Swin Transformer backbone yields significant gains: A stronger backbone coordinates better with style transfer, resulting in an average improvement of around 9 mAP.

Highlights & Insights¶

Novel Application of CoT: Applying the Chain-of-Thought concept to generate style descriptions for data augmentation, rather than for the reasoning process itself, is a novel paradigm.
Cost-Friendly: Training requires only a single 3090 GPU without requiring any target domain data or complex domain adaptation pipelines.
Seamless Integration with LLMs: Utilizing ChatGPT to generate style descriptions represents a lightweight approach to LLM application, requiring no fine-tuning or online LLM inference during detector training.

Limitations & Future Work¶

Dependence on Captioning Models: The quality of keyword extraction in Stage 1 depends heavily on the captioning model; low-quality descriptions will inevitably affect the subsequent levels.
Manual Tuning of Style Prototype Count: The selection of \(M\) requires manual tuning based on the characteristics of the datasets.
Evaluation Limited to Detection: Whether the method can generalize to other computer vision tasks such as segmentation and classification remains to be explored.
Uncertainty of ChatGPT: There is inherent randomness in the style descriptions generated by the LLM, which may lead to varying results across different runs.
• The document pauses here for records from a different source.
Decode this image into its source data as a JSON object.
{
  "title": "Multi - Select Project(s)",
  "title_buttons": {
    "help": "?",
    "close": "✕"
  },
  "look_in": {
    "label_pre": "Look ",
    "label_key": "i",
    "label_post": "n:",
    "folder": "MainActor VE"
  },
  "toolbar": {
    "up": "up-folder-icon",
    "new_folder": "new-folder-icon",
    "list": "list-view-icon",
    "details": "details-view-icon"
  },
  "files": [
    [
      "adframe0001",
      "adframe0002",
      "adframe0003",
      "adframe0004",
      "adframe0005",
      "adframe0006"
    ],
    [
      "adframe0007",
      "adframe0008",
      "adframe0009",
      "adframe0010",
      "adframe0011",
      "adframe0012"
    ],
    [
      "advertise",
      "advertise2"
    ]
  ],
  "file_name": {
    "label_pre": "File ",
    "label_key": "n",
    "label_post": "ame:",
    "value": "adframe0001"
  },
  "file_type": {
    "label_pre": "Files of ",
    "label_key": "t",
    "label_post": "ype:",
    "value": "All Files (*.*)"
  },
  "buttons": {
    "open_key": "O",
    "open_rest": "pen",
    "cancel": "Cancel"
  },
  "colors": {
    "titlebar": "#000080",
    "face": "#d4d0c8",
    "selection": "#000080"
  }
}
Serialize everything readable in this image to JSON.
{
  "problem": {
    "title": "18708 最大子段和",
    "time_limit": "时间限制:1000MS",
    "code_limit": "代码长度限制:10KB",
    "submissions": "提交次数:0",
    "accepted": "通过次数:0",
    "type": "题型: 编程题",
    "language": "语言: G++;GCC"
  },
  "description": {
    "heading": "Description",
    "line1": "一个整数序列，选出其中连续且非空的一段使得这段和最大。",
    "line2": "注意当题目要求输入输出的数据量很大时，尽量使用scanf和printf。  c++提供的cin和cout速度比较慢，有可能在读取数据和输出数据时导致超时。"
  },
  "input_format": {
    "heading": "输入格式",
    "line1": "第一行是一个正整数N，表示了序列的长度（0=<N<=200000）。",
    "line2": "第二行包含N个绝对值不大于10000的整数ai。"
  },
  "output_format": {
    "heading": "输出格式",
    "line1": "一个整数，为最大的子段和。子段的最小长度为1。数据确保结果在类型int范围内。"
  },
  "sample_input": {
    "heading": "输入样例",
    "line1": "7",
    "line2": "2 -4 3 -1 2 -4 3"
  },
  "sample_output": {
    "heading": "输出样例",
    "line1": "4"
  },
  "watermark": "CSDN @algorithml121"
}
vs. DIV: DIV utilizes one-step prompting to describe the target-domain style, whereas this work generates a much richer style space through multi-stage progressive style descriptions.
vs. CLIP-based DGOD: While most methods directly use CLIP to encode fixed text descriptions, this work applies a CoT-style mechanism to generate diverse, hierarchical descriptions.
vs. Traditional Domain Adaptation: The proposed method does not require target domain data and achieves generalization through style imagination rather than traditional domain alignment.

Rating¶

Novelty: ⭐⭐⭐⭐ The application of CoT to style description generation is highly novel, and the three-stage progressive design is compelling.
Experimental Thoroughness: ⭐⭐⭐⭐ Evaluated extensively across five weather scenarios and cross-domain art detection with thorough ablation studies.
Writing Quality: ⭐⭐⭐⭐ The motivation is clearly articulated, and the hierarchical design logic is consistent.
Value: ⭐⭐⭐ The method is effective but targeting a relatively narrow application scope, primarily focused on single-domain generalization detection.